Now...scanning for details and comparisons to the source can be a
useful tool just as spraying a model or sculpt with primer can reveal
flaws in your work that need rectifying, but it can also be a trap.
The more I corrected (I scanned her about eight time that night) the
unhappier I became with the drawing. After awhile it was becoming
muddy in my eyes the way overworked colors in a painting become
muddy. Here's the thing: I was trying to get a scan that
looked right. My estimation of work needed was based not on the
drawing as it lay on the page but based on what the scanner saw and
relayed to my screen. The scan is not the
drawing. If the lesson needs stating plainly, here it is –
let the drawing itself, and only the drawing, dictate what it
requires. I had to force myself to stop, but after two or three days
I was really happy with the results.
As I said, I had expected different
aspects of this to be the more difficult than actually transpired.

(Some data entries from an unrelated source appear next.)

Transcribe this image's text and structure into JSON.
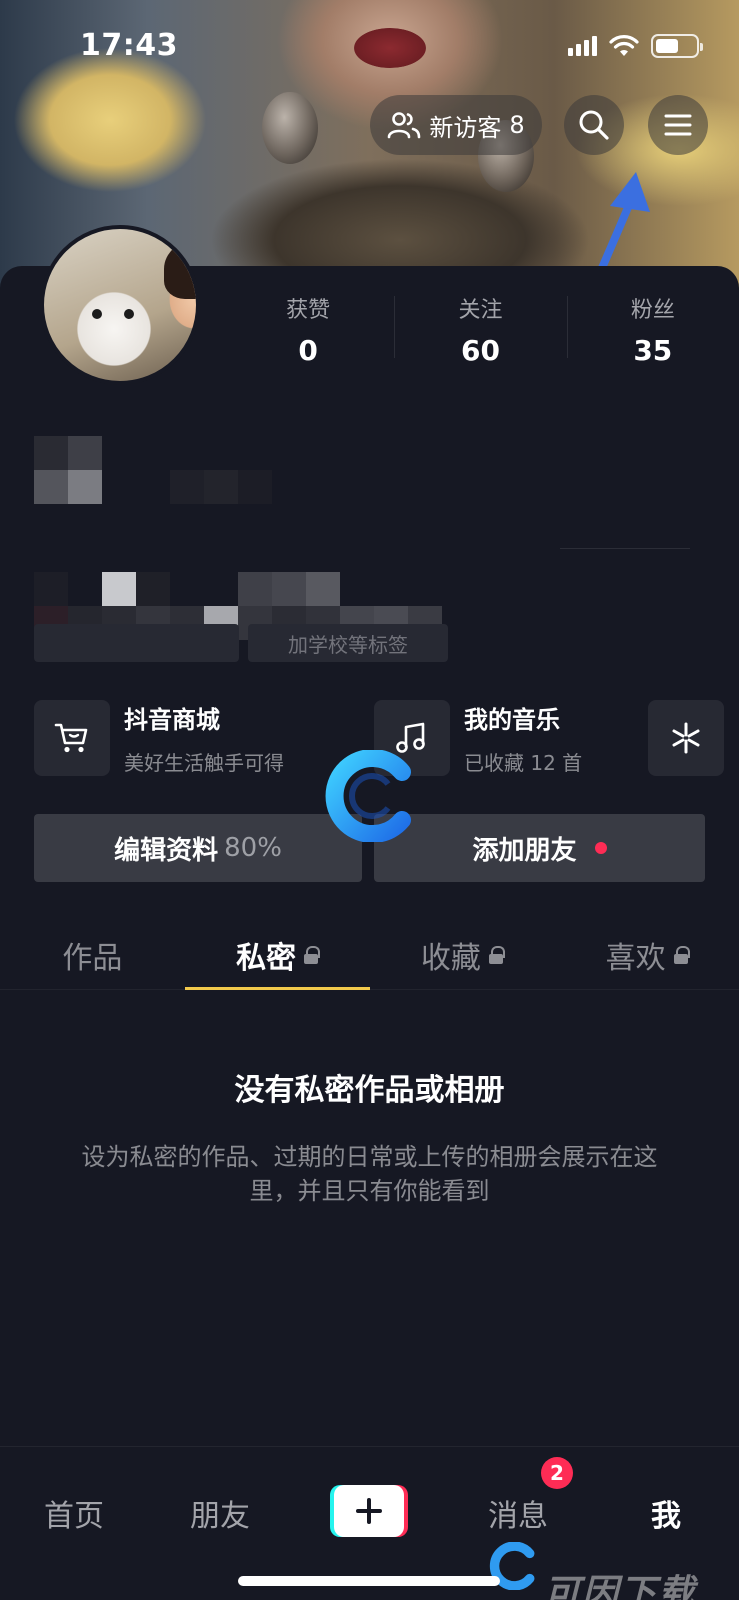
{
  "status_bar": {
    "time": "17:43"
  },
  "header": {
    "visitor_label": "新访客",
    "visitor_count": "8"
  },
  "profile": {
    "stats": [
      {
        "label": "获赞",
        "value": "0"
      },
      {
        "label": "关注",
        "value": "60"
      },
      {
        "label": "粉丝",
        "value": "35"
      }
    ],
    "tag_hint": "加学校等标签"
  },
  "features": [
    {
      "title": "抖音商城",
      "subtitle": "美好生活触手可得"
    },
    {
      "title": "我的音乐",
      "subtitle": "已收藏 12 首"
    }
  ],
  "actions": {
    "edit_label": "编辑资料",
    "edit_progress": "80%",
    "add_friend_label": "添加朋友"
  },
  "tabs": [
    {
      "label": "作品",
      "locked": false,
      "active": false
    },
    {
      "label": "私密",
      "locked": true,
      "active": true
    },
    {
      "label": "收藏",
      "locked": true,
      "active": false
    },
    {
      "label": "喜欢",
      "locked": true,
      "active": false
    }
  ],
  "empty_state": {
    "title": "没有私密作品或相册",
    "description": "设为私密的作品、过期的日常或上传的相册会展示在这里，并且只有你能看到"
  },
  "bottom_nav": {
    "items": [
      "首页",
      "朋友",
      "消息",
      "我"
    ],
    "messages_badge": "2",
    "active": "我"
  },
  "watermark": {
    "text": "可因下载"
  },
  "colors": {
    "background": "#161823",
    "accent_tab": "#f2c94c",
    "badge_red": "#fe2c55",
    "annotation_arrow": "#3b6fe0"
  }
}
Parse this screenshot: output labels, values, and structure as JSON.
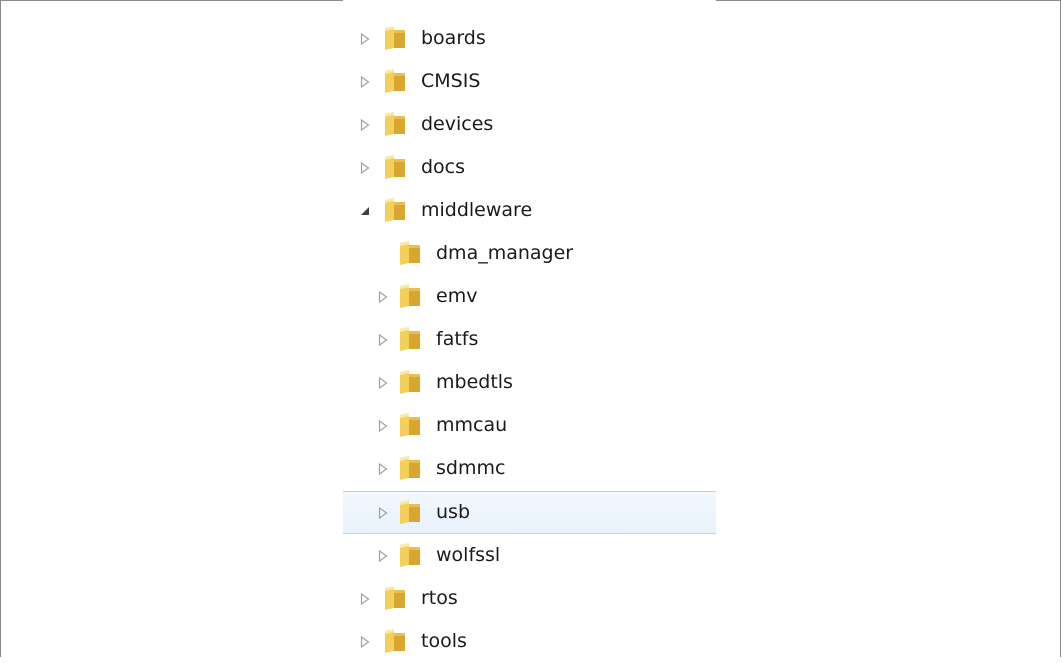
{
  "tree": {
    "items": [
      {
        "label": "boards",
        "level": 0,
        "state": "collapsed",
        "icon": "folder-icon"
      },
      {
        "label": "CMSIS",
        "level": 0,
        "state": "collapsed",
        "icon": "folder-icon"
      },
      {
        "label": "devices",
        "level": 0,
        "state": "collapsed",
        "icon": "folder-icon"
      },
      {
        "label": "docs",
        "level": 0,
        "state": "collapsed",
        "icon": "folder-icon"
      },
      {
        "label": "middleware",
        "level": 0,
        "state": "expanded",
        "icon": "folder-icon"
      },
      {
        "label": "dma_manager",
        "level": 1,
        "state": "leaf",
        "icon": "folder-icon"
      },
      {
        "label": "emv",
        "level": 1,
        "state": "collapsed",
        "icon": "folder-icon"
      },
      {
        "label": "fatfs",
        "level": 1,
        "state": "collapsed",
        "icon": "folder-icon"
      },
      {
        "label": "mbedtls",
        "level": 1,
        "state": "collapsed",
        "icon": "folder-icon"
      },
      {
        "label": "mmcau",
        "level": 1,
        "state": "collapsed",
        "icon": "folder-icon"
      },
      {
        "label": "sdmmc",
        "level": 1,
        "state": "collapsed",
        "icon": "folder-icon"
      },
      {
        "label": "usb",
        "level": 1,
        "state": "collapsed",
        "icon": "folder-icon",
        "selected": true
      },
      {
        "label": "wolfssl",
        "level": 1,
        "state": "collapsed",
        "icon": "folder-icon"
      },
      {
        "label": "rtos",
        "level": 0,
        "state": "collapsed",
        "icon": "folder-icon"
      },
      {
        "label": "tools",
        "level": 0,
        "state": "collapsed",
        "icon": "folder-icon"
      }
    ]
  },
  "colors": {
    "selection_background": "#e8f2fc",
    "selection_border": "#b7d4ef",
    "folder_light": "#f8dc7a",
    "folder_dark": "#d9a630",
    "expander_outline": "#a0a0a0",
    "expander_filled": "#404040"
  }
}
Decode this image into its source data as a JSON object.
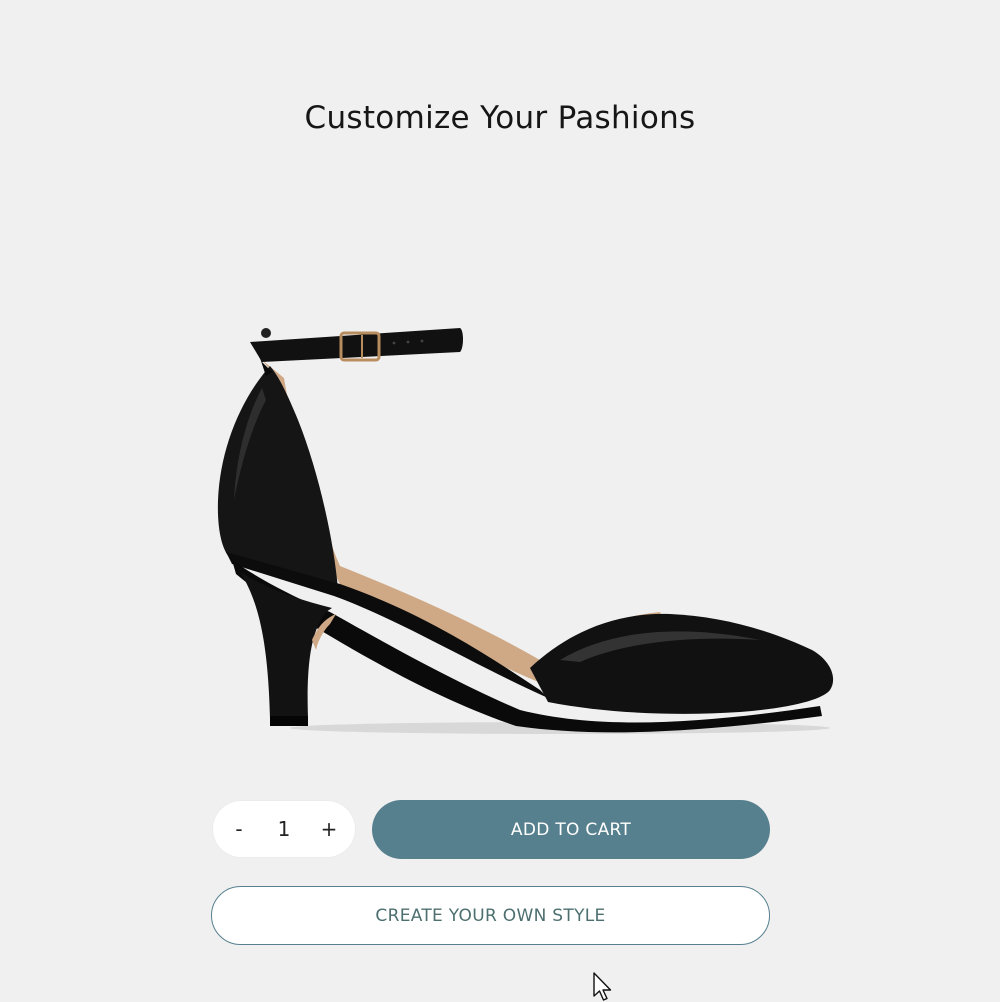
{
  "header": {
    "title": "Customize Your Pashions"
  },
  "product": {
    "image_icon": "black-ankle-strap-heel-pump"
  },
  "quantity": {
    "decrement_label": "-",
    "value": "1",
    "increment_label": "+"
  },
  "actions": {
    "add_to_cart_label": "ADD TO CART",
    "create_style_label": "CREATE YOUR OWN STYLE"
  },
  "colors": {
    "background": "#f0f0f0",
    "accent": "#57808f",
    "outline_text": "#4d6f6f"
  },
  "cursor": {
    "icon": "mouse-pointer-icon"
  }
}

One thing that pleases me no end is that I can magnify the image many
times over and the fine details still look good. The earrings I had
to leave at 'good enough” rather than perfect, but that's a lesson
I've already learned (learning is one thing, becoming comfortable
with it another). The links of the necklace are almost
impressionistic rather than detailed, but thy look right all the
same. The butterfly pendant was surprisingly quick to manifest, and
reasonably accurate. I like how her hair came about. That wonderful
plaid hat of hers, now, that took forever! I had to map it out panel
by panel, many times erasing entirely what I had done and starting
over. This kind of detail is where it helps to have a large,
detailed image on your computer to check your work by. Not only can
you zoom in, the image onscreen is more luminous than a printed
photographed. The work paid off as the final result is the kind of tactile quality I strive for in every drawing. Looking at it, I can feel how warn, thick, and fuzzy the real thing must be. Her skin is soft and smooth, the glasses frames are study and clean, her hair full-bodied.
I'm often uncertain where to lay the border of the subject, under the throat. I had intended to establish the necklace itself as the lower border for this image, but once I began shading her throat the drawing insisted that I continue toward her shoulder. That was the right call to make.